When historians write about the social, demographic, and
economic changes brought about by World War II, they often concentrate on the
industrialization of Texas. Not just on the Coastal Plains, but also in
the northern counties of the Texas Conference, military production had
boomed. Refineries, chemical plants, and
other facilities had sprung up all over the Conference.
Historians are less likely to write about the flip side of
the story---what was going on in the farm sector?

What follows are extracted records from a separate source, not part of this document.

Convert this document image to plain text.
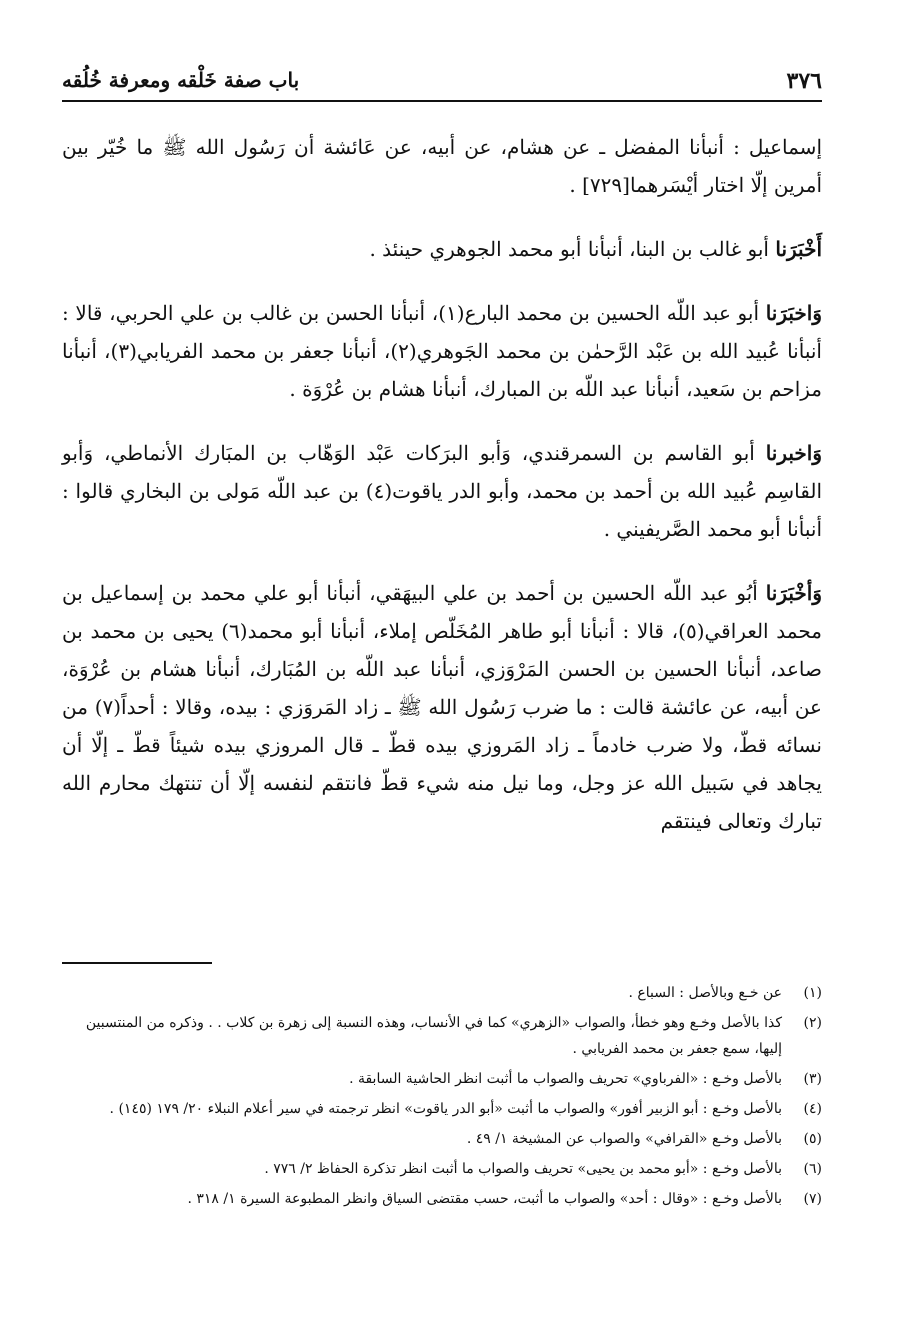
٣٧٦
باب صفة خَلْقه ومعرفة خُلُقه

إسماعيل : أنبأنا المفضل ـ عن هشام، عن أبيه، عن عَائشة أن رَسُول الله ﷺ ما خُيّر بين أمرين إلّا اختار أيْسَرهما[٧٢٩] .

أَخْبَرَنا أبو غالب بن البنا، أنبأنا أبو محمد الجوهري حينئذ .

وَاخبَرَنا أبو عبد اللّه الحسين بن محمد البارع(١)، أنبأنا الحسن بن غالب بن علي الحربي، قالا : أنبأنا عُبيد الله بن عَبْد الرَّحمٰن بن محمد الجَوهري(٢)، أنبأنا جعفر بن محمد الفريابي(٣)، أنبأنا مزاحم بن سَعيد، أنبأنا عبد اللّه بن المبارك، أنبأنا هشام بن عُرْوَة .

وَاخبرنا أبو القاسم بن السمرقندي، وَأبو البرَكات عَبْد الوَهّاب بن المبَارك الأنماطي، وَأبو القاسِم عُبيد الله بن أحمد بن محمد، وأبو الدر ياقوت(٤) بن عبد اللّه مَولى بن البخاري قالوا : أنبأنا أبو محمد الصَّريفيني .

وَأخْبَرَنا أبُو عبد اللّه الحسين بن أحمد بن علي البيهَقي، أنبأنا أبو علي محمد بن إسماعيل بن محمد العراقي(٥)، قالا : أنبأنا أبو طاهر المُخَلّص إملاء، أنبأنا أبو محمد(٦) يحيى بن محمد بن صاعد، أنبأنا الحسين بن الحسن المَرْوَزي، أنبأنا عبد اللّه بن المُبَارك، أنبأنا هشام بن عُرْوَة، عن أبيه، عن عائشة قالت : ما ضرب رَسُول الله ﷺ ـ زاد المَروَزي : بيده، وقالا : أحداً(٧) من نسائه قطّ، ولا ضرب خادماً ـ زاد المَروزي بيده قطّ ـ قال المروزي بيده شيئاً قطّ ـ إلّا أن يجاهد في سَبيل الله عز وجل، وما نيل منه شيء قطّ فانتقم لنفسه إلّا أن تنتهك محارم الله تبارك وتعالى فينتقم

(١)
عن خـع وبالأصل : السباع .
(٢)
كذا بالأصل وخـع وهو خطأ، والصواب «الزهري» كما في الأنساب، وهذه النسبة إلى زهرة بن كلاب . . وذكره من المنتسبين إليها، سمع جعفر بن محمد الفريابي .
(٣)
بالأصل وخـع : «الفرباوي» تحريف والصواب ما أثبت انظر الحاشية السابقة .
(٤)
بالأصل وخـع : أبو الزبير أفور» والصواب ما أثبت «أبو الدر ياقوت» انظر ترجمته في سير أعلام النبلاء ٢٠/ ١٧٩ (١٤٥) .
(٥)
بالأصل وخـع «القرافي» والصواب عن المشيخة ١/ ٤٩ .
(٦)
بالأصل وخـع : «أبو محمد بن يحيى» تحريف والصواب ما أثبت انظر تذكرة الحفاظ ٢/ ٧٧٦ .
(٧)
بالأصل وخـع : «وقال : أحد» والصواب ما أثبت، حسب مقتضى السياق وانظر المطبوعة السيرة ١/ ٣١٨ .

World War II had produced a revolution in rural Texas too. Rural Texas
left farms by the hundreds of thousands to join the military service or one of
the new defense plants. Since most of
those who left were in their prime working age, that created a shortage of
agricultural labor. The last
agricultural census before World War II showed that most East
Texas counties had a mule to tractor ratio of 10 to 1 or even
higher. By contrast, the High Plains
counties were also completely mechanized with far more tractors than
mules.
The Texas Conference was vitally interested in rural
churches. For several decades there had
been a Town and Country Commission to focus on rural work. With growing recognition of the changing
demographics, that Commission was interested in new forms of ministry to the
rural churches.
One of their steps was the appointment of an agricultural missionary,
Carl Beadle to the Deadwood Circuit in Panola County
in November 1945. It was a three point circuit—Deadwood, Galloway, and Waterman’s Front (Front). Regular readers of this column will know
Deadwood as one of the more prominent rural Methodist communities—with roots in
the MEC , and the home of the LaGrone family who have been active in Texas
Methodism for years.
Besides serving the three churches, Beadle would also live
on a 25 acre farm and use it as a demonstration farm to promote better agricultural
practices. Beadle was a graduate of
Texas A & M and also of Scarritt, the main Methodist missionary-training
institution. In addition to serving the
three churches and running the demonstration farm, Beadle also enrolled in
seminary at SMU.
In 1949 he transferred to the Holston Conference in Appalachia.